Gorging on George's Marvellous Medicine
The mental and majestic look in George's Marvellous Medicine.
As the novel begins Dahl begins with George being left alone with his nasty, awful grandmother. Grandma begins to agitate George as she complains he is growing too tall and to stop this he must stop eating chocolate and to choose cabbage instead. What particularly startles George is when Grandma says; "A big fat earwig is very tasty,' But you've got to be very quick, my dear, when you put one of those in your mouth. It has a sharp pair of nippers on it's back and if it grabs your tongue with those, it never lets you go. So you've got to bite the earwig first, chop chop, before it bites you." Often in Dahl's literature, the food his nastier characters enjoy can be seen in what they describe as they are always disgusting and stomach churning and here the food Grandma describes actually scares young George out of the room! Also, interesting to note is another evil quality of Grandma as she expresses the joys of eating dirty garden insects that live in mud but furthermore, the importance of biting the earwig before it bites you! CHOP, CHOP. Finally, it could be noted that this is the quote that leads us to the inciting incident as it is this information that injects fear into young George, causing him to run to the kitchen and create a new medicine that could relieve Grandma of some of her nasty qualities.

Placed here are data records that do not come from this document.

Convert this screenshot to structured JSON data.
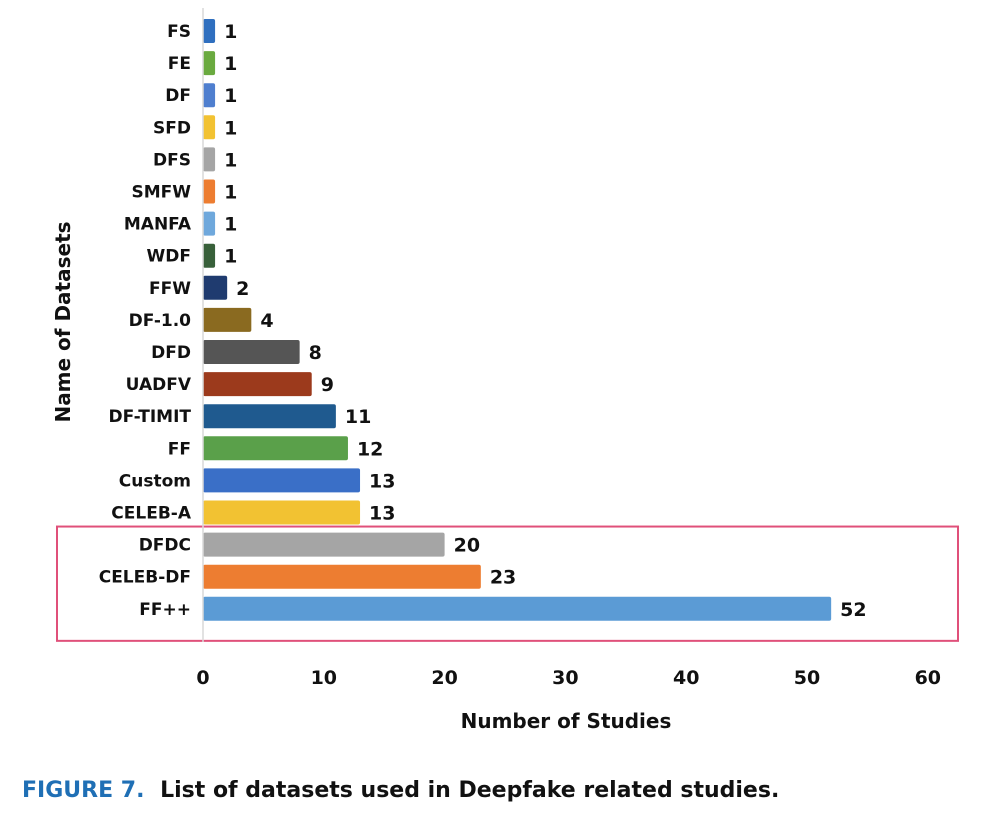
{
  "chart_data": {
    "type": "bar",
    "orientation": "horizontal",
    "xlabel": "Number of Studies",
    "ylabel": "Name of Datasets",
    "xlim": [
      0,
      60
    ],
    "xticks": [
      0,
      10,
      20,
      30,
      40,
      50,
      60
    ],
    "grid": false,
    "categories": [
      "FS",
      "FE",
      "DF",
      "SFD",
      "DFS",
      "SMFW",
      "MANFA",
      "WDF",
      "FFW",
      "DF-1.0",
      "DFD",
      "UADFV",
      "DF-TIMIT",
      "FF",
      "Custom",
      "CELEB-A",
      "DFDC",
      "CELEB-DF",
      "FF++"
    ],
    "values": [
      1,
      1,
      1,
      1,
      1,
      1,
      1,
      1,
      2,
      4,
      8,
      9,
      11,
      12,
      13,
      13,
      20,
      23,
      52
    ],
    "colors": [
      "#2f6fbf",
      "#6aaa3f",
      "#4f7fcf",
      "#f2c232",
      "#a5a5a5",
      "#ed7d31",
      "#6fa8dc",
      "#38603a",
      "#1f3b6f",
      "#8a6a20",
      "#555555",
      "#9c3a1c",
      "#1f5a8f",
      "#5aa04a",
      "#3a6fc7",
      "#f2c232",
      "#a5a5a5",
      "#ed7d31",
      "#5b9bd5"
    ],
    "highlighted": [
      "DFDC",
      "CELEB-DF",
      "FF++"
    ],
    "highlight_color": "#e0507a"
  },
  "caption": {
    "label": "FIGURE 7.",
    "text": "List of datasets used in Deepfake related studies."
  }
}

As a children's literary writer Roald Dahl uses a variety of writing techniques and rhyme is one in particular we often see. The rhyming technique turns the long list of poisons and powders into a song and we get all of the small details into exactly what George's marvellous medicine contains. The way in which Dahl describes these ingredients sparks responses from an array of our senses; 'Each with a rather nasty smell. I'll stir them long, a mixture tough, a mixture strong and then, heigh-ho, and down it goes, a nice big spoonful (hold your nose)'. As much as we can imagine this huge metallic pot bubbling and boiling away with all of these nasty ingredients, snails, bugs, bee's and flea's it is impossible to not let our noses flair up with all of these foul ingredients.
Roald Dahl concots new and innovative snacks and dishes that his characters come into contact with. The food in his literature is like none seen in any other literary texts and the wild imagination Dahl has runs wild. The perfect recipe to create an elaborate and exotic world, wonderful for any child to want to enter.